Обозленные, растерянные, пристыженные воспитанники одновременно бросились на своего сенсея. Он ударил одного – того, что был с ножом – ногой в прыжке; развернувшись, выбил палку из руки другого и поверг его в нокаут задним «торо-йоп-чаги»; подпрыгнул в сальто и вдребезги разбил табуретку в руках третьего ударом пятки…

Поединок длился одну секунду.

Все замерли. Несколько человек помогли подняться упавшим. Евгений держал паузу до тех пор, пока поверженные не пришли в себя и не догадались поклониться – в благодарность за науку и согласно ритуалу.

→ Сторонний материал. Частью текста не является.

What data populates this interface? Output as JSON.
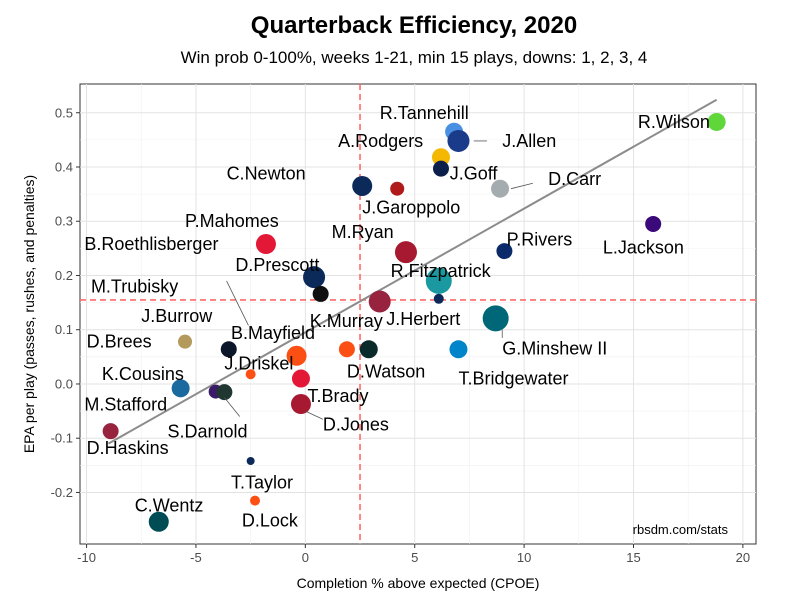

– Уходите все, кто не способен на самопожертвование, – обратился он к ученикам. – Знаете, где предел таэквондо?.. Его нет. Предела человеческим возможностям тоже нет – за ним обычного человека ждет смерть. А для бойца – для настоящего бойца – за этим пределом жизнь только начинается!

Потом он будет анализировать и размышлять, корить себя и делать далеко идущие выводы, а сейчас, идя под дождем с непокрытой головой, держа за горлышко купленную по пути бутылку водки, он не думал ни о чем: на душе стало пусто – так пусто, как не было еще никогда.

Должно быть, на этом злополучном дне кончался какой-то этап его жизни: это был тот самый предел, о котором он только что говорил своим ученикам. К ним – и это было единственным, что он знал сейчас твердо, – он уже не вернется.

Добравшись домой к полуночи, Евгений допил водку.

«Нет больше частного детектива, нет сенсея, нет Валерии. Да и самого меня больше тоже нет», – подытожил он, выдернув вилку зазвонившего вдруг телефона, и провалился в небытие.